# Lazy sunday!



## robopetz (Oct 16, 2012)

Me and Pheobie just lounging in bed being lazy....


----------



## rob (Jun 20, 2012)

lol she looks nice and chilled


----------



## Apyl (Jun 20, 2012)

Does she wear a diaper? or poop every where?


----------



## Sundancers (Jun 20, 2012)

It was a lazy sunday ... I went fishing.


----------



## robopetz (Oct 16, 2012)

Apyl said:


> Does she wear a diaper? or poop every where?


No and no. She's good, I notice she won't go until I put her back. This is if she's in bed with me but if she's on the floor exploring shell go any where good thing we have tile floors. Lol



Sundancers said:


> It was a lazy sunday ... I went fishing.

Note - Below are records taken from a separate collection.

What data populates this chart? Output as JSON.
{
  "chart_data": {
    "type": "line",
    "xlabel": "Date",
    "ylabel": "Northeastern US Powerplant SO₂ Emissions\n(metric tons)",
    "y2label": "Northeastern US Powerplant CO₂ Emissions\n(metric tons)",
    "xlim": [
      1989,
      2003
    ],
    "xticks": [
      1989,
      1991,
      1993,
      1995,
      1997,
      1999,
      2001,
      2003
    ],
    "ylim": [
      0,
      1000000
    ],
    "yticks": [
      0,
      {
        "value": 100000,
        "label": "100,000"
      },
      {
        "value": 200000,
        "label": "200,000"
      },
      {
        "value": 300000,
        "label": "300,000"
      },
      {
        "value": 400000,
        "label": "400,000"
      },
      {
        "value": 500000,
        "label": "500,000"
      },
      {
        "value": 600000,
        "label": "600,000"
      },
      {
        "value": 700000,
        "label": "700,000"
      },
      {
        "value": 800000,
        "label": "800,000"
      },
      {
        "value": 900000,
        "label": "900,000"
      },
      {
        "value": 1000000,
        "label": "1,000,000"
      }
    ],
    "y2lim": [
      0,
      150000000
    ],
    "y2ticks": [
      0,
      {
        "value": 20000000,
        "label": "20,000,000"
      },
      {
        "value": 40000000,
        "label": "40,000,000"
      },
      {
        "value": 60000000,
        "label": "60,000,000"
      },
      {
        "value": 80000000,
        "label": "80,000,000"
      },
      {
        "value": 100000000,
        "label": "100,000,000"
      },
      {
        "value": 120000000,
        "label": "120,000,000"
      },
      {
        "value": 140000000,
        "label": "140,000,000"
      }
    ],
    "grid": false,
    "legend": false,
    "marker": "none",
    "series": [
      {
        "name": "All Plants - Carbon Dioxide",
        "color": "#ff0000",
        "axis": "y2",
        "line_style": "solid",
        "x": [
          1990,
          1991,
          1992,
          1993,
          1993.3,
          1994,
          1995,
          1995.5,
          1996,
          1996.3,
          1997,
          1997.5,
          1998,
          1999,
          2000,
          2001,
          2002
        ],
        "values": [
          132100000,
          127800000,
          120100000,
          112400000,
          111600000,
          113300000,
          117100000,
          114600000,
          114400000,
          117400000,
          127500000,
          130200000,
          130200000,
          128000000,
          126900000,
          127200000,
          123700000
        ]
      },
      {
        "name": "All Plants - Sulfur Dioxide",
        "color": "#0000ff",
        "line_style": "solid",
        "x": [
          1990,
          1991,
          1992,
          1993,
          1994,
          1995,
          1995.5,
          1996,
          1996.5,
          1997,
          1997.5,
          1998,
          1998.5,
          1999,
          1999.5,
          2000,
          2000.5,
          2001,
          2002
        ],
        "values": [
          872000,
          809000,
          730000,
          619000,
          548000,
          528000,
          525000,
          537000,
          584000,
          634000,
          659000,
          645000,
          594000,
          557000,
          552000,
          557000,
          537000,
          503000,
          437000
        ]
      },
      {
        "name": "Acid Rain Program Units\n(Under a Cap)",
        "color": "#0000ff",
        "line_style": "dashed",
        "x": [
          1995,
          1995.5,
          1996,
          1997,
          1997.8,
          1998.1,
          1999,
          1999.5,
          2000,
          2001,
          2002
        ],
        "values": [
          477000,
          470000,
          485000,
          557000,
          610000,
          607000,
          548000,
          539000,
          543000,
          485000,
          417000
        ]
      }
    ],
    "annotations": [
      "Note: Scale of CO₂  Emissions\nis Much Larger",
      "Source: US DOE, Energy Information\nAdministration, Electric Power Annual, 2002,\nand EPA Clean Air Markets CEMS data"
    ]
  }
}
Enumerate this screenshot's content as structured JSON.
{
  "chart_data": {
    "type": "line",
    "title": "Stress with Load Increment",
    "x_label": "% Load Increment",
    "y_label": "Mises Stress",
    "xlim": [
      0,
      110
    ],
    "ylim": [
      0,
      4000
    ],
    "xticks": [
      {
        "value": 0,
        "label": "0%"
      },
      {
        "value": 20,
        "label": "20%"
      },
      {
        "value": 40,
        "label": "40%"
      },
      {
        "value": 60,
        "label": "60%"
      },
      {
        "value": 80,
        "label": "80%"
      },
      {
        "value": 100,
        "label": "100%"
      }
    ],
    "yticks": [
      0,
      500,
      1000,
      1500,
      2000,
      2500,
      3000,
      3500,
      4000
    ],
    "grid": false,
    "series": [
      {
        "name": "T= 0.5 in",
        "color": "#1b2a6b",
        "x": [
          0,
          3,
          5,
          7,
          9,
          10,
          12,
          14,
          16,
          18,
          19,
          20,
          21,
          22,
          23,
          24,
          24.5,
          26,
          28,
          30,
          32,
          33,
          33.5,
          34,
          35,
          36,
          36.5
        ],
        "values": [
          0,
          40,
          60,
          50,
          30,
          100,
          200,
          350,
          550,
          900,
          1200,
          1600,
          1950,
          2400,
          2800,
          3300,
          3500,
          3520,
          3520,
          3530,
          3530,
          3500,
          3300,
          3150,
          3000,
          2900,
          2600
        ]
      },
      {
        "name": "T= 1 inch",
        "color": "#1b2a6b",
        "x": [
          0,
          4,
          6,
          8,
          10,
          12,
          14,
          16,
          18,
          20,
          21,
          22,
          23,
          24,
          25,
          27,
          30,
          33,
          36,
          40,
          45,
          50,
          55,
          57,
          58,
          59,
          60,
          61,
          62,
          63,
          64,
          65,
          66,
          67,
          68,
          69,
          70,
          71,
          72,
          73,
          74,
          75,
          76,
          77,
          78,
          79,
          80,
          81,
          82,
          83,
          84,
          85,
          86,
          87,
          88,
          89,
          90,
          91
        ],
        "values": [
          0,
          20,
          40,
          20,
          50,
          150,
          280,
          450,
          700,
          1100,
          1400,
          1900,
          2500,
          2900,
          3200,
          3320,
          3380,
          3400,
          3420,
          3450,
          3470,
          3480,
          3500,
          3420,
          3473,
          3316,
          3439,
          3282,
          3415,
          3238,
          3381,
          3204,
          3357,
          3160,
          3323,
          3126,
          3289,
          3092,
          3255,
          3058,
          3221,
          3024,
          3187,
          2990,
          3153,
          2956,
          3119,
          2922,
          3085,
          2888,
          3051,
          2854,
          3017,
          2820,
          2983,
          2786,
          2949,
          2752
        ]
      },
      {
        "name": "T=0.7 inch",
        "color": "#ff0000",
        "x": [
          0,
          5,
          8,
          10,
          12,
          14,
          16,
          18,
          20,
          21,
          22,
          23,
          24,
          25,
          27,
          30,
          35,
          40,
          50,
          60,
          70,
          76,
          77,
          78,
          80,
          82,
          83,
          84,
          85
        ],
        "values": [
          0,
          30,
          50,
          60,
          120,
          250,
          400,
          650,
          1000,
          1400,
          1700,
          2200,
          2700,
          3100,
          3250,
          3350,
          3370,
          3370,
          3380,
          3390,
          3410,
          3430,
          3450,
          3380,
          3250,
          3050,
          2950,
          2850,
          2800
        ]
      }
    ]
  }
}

Fun! I haven't gone in like ever. My dad has a 24 foot boat and used to go fishing allot when I was younger. Fun times!


----------



## 7chicks (Jun 29, 2012)

Poor Pheobie. She's so love deprived.


----------



## ChickenAdmin (Jun 4, 2012)

That chick is calm! Is she always that way?


----------



## robopetz (Oct 16, 2012)

Yes, she sleeps with us on the bed. If I'm out of my room then she's exploring the living room with me or watching tv. She's just like a house cat. Lol


----------



## ChickenAdmin (Jun 4, 2012)

That's great! I wish I could let my chickens inside but my wife would have a fit!


----------



## robopetz (Oct 16, 2012)

I dunno if its a good thing but Pheobie does not like to be out doors. I try to let her out and zoom she goes right back into the door. Lol


----------



## ChickenAdmin (Jun 4, 2012)

Do you have a dog door but for chickens?


----------



## robopetz (Oct 16, 2012)

Lol no. Stray cat will probably come in. I did finally order her diaper though. Tracking says its being delivered today. Yay!


----------



## ChickenAdmin (Jun 4, 2012)

That's great! Can't wait to see the pics.


----------